Polls give him a narrow lead over Anibal Acevedo Vila (search), who favors the island's current status as a U.S. commonwealth. Ruben Berrios of the Puerto Rican Independence Party, making his fifth run for governor, was running third in the polls.

Puerto Rico's 4 million residents are U.S. citizens but cannot vote for U.S. president. Outgoing Gov. Sila Calderon declined to seek re-election.

Some 2.4 million Puerto Ricans were registered to vote Tuesday for governor, the island's nonvoting delegate to Congress as well as for members of the island's legislature and municipal posts.

Polls close at 2 p.m. EST. Preliminary results are expected late Tuesday.

Rossello has pledged to lead a clean government if elected again.

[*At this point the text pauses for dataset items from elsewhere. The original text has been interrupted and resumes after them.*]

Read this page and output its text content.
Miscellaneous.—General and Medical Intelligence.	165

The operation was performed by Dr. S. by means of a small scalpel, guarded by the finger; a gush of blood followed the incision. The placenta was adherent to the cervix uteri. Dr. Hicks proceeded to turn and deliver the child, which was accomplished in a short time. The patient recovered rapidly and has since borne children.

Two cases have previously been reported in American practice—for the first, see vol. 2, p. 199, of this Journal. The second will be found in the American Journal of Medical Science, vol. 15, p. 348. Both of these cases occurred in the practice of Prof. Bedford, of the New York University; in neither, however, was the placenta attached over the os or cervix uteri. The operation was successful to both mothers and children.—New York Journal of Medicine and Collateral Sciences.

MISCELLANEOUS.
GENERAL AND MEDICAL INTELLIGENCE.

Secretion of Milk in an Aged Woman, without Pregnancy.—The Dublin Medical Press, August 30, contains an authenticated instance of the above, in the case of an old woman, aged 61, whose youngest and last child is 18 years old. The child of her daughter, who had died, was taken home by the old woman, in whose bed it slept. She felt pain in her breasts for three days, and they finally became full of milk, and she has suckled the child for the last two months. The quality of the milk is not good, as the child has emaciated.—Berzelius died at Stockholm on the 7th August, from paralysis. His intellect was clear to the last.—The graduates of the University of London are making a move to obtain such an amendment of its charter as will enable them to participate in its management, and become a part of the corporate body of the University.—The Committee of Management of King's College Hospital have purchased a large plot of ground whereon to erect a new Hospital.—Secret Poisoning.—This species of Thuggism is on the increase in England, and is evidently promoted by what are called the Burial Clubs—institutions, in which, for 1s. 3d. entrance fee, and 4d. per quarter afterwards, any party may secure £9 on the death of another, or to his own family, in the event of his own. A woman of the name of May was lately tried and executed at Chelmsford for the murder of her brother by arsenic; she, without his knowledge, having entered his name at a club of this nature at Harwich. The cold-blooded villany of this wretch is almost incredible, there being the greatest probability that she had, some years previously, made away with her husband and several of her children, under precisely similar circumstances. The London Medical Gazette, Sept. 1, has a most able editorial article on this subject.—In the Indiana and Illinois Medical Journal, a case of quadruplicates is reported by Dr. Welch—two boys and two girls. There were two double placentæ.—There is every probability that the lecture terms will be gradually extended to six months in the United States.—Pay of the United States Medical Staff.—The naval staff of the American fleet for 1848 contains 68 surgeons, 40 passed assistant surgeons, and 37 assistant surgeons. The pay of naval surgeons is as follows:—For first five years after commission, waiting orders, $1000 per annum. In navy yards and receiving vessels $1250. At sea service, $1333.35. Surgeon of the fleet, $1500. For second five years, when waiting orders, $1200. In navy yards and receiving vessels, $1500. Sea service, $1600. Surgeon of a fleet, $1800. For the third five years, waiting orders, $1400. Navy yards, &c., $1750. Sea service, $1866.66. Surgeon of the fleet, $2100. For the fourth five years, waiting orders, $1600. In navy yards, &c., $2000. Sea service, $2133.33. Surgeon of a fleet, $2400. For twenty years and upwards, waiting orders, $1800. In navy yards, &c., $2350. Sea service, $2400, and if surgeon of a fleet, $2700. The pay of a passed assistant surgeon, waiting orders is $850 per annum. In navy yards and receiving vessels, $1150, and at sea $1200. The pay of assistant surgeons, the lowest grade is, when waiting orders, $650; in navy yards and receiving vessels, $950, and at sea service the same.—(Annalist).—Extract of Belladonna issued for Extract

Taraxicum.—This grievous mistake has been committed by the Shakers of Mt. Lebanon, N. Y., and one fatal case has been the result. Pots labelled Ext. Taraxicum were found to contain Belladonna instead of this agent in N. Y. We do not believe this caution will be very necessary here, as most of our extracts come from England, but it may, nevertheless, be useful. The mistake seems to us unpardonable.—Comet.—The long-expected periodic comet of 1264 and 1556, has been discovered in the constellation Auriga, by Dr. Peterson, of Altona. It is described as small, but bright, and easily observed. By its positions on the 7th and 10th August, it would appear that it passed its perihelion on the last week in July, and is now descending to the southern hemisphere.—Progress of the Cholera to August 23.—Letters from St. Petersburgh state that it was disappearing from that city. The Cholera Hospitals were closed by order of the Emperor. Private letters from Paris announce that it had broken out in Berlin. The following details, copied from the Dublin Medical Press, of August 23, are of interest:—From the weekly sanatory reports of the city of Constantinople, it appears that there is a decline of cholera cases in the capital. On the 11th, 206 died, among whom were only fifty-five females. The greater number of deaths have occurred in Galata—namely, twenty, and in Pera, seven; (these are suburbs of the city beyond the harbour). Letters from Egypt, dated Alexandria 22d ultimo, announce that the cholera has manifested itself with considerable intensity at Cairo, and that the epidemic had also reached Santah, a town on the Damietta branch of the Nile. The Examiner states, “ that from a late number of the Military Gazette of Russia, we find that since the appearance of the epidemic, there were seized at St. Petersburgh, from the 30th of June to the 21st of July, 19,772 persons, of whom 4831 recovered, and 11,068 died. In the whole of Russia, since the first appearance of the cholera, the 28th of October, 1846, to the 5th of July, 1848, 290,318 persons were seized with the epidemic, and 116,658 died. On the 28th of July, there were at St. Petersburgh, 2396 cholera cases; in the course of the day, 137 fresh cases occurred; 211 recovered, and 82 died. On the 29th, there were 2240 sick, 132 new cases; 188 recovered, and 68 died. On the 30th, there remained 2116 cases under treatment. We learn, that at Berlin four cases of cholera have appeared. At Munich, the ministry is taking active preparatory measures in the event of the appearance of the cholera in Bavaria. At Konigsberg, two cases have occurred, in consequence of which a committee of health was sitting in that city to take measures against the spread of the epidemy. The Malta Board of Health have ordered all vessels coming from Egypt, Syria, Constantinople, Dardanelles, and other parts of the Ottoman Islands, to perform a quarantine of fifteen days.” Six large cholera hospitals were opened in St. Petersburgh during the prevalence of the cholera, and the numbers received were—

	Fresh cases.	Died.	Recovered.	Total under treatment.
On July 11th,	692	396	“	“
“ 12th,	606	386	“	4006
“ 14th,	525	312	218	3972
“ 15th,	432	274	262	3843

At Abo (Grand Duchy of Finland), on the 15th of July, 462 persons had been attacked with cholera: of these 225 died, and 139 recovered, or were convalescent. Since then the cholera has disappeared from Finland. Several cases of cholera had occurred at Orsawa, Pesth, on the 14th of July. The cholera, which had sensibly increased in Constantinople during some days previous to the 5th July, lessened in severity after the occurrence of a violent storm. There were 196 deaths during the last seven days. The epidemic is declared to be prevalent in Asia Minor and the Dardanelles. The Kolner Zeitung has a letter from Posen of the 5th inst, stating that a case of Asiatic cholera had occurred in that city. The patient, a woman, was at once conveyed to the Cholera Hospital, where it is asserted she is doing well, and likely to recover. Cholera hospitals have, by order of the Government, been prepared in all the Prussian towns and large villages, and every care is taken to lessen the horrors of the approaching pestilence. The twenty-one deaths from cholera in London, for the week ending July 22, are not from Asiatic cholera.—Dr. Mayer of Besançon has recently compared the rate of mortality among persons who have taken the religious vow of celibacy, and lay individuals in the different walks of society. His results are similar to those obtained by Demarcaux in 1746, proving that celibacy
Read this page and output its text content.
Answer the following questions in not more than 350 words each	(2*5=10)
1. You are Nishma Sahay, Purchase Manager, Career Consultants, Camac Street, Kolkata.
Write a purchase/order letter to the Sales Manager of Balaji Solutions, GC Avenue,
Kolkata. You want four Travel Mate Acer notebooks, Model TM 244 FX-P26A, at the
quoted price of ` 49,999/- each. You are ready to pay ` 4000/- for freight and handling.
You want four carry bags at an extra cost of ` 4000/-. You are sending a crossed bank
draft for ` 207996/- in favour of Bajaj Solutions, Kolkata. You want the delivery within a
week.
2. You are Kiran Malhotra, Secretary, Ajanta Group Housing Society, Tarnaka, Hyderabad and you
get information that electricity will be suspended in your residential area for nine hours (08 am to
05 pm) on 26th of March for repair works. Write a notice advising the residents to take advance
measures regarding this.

Acevedo Vila, who is currently the island's delegate to Congress, says he is determined to prevent the "rampant corruption" of Rossello's two terms.

Standing in a voting line at a school, accountant Enrique Vasallo said he backed Acevedo Vila because "I like the way things are" with Puerto Rico as a U.S. commonwealth.

Rossello promises another vote on statehood — an option narrowly defeated in nonbinding referendums he oversaw in 1993 and 1998.

The Caribbean island has been a U.S. territory since 1898. The island was given limited autonomy in 1952. Puerto Ricans generally pay no federal income taxes but have no vote in Congress and pay substantial local taxes.

In another American territory, the nearby U.S. Virgin Islands, the nonvoting delegate to Congress, Democrat Donna M. Christensen, faced challengers Krim Ballentine of the Republican Party and independent Warren Mosler.